Miles Kane - Colour of the Trap
The beguiling, Sixties-infused indie of lead track Rearrange has already gotten the bronze medal as far as the Singles of 2011 are concerned, so it’s hardly a surprise to see Colour of the Trap taking some acclaim as well. Gloriously unpretentious yet effortlessly cool; current yet classic; varied yet consistent. Best Male at the 2012 Brit Awards, please.
Key Track: Rearrange

Little Jackie - Made For TV
An album that was sprung on us from out of nowhere, the follow-up to 2008’s exceptional The Stoop arrived in August with little warning. But Made For TV proved to be the best kind of surprise. Tongue-in-cheek social commentary executed with a breezy charm and an unrivalled knack for a captivating hook – essentially, everything we’ve come to love about Little Jackie.

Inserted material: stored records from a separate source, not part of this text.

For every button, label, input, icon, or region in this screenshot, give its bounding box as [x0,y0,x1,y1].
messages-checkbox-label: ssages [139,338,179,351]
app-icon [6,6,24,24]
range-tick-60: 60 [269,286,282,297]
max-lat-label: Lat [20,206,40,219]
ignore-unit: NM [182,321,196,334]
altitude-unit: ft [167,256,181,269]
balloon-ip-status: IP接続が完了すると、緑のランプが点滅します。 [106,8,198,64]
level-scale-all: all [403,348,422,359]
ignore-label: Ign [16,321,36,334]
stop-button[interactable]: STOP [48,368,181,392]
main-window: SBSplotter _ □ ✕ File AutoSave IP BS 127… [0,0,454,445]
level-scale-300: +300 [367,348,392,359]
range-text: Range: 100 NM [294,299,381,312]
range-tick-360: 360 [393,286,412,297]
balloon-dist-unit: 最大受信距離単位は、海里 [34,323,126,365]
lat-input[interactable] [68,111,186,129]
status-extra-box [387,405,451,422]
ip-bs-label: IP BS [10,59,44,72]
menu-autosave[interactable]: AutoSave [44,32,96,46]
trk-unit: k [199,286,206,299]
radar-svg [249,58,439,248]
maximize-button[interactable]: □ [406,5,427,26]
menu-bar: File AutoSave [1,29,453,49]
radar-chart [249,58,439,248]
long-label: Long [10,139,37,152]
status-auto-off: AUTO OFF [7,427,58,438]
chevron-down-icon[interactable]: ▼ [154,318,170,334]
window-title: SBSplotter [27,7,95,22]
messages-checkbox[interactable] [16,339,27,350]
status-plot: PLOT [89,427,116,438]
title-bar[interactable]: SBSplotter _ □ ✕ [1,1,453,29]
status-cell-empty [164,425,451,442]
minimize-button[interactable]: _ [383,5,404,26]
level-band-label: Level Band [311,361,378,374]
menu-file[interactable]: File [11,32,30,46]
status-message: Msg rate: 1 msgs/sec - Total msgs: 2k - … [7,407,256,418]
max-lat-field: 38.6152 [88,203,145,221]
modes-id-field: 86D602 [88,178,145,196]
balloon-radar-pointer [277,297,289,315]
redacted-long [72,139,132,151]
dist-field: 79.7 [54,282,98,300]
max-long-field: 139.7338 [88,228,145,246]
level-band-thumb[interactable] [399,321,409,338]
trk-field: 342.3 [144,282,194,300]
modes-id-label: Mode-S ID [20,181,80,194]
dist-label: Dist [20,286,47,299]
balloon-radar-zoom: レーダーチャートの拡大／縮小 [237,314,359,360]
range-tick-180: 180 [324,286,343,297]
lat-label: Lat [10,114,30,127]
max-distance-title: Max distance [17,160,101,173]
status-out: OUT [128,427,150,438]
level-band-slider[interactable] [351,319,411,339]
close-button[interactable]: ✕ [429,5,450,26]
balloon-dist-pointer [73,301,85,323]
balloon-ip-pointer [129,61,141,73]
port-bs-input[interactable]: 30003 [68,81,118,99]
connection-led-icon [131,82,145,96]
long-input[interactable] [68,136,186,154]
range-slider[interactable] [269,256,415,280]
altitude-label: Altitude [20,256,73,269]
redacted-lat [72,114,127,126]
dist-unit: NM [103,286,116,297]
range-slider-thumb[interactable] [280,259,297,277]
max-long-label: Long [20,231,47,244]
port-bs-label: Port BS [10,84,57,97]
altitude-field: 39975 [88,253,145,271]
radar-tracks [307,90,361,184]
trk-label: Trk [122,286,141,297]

Key Track: Take Back the World

CocknBullKid - Adulthood
Initially, Adulthood felt like a nice stop-gap while we wait for VV Brown to make good on her second album, but repeated listens revealed a unique magnetism, soulful but playful, and worthy of far greater attention than it actually received. Easily one of 2011’s best new artists, long may the pleasurable, Londoncentric charm of CocknBullKid reign.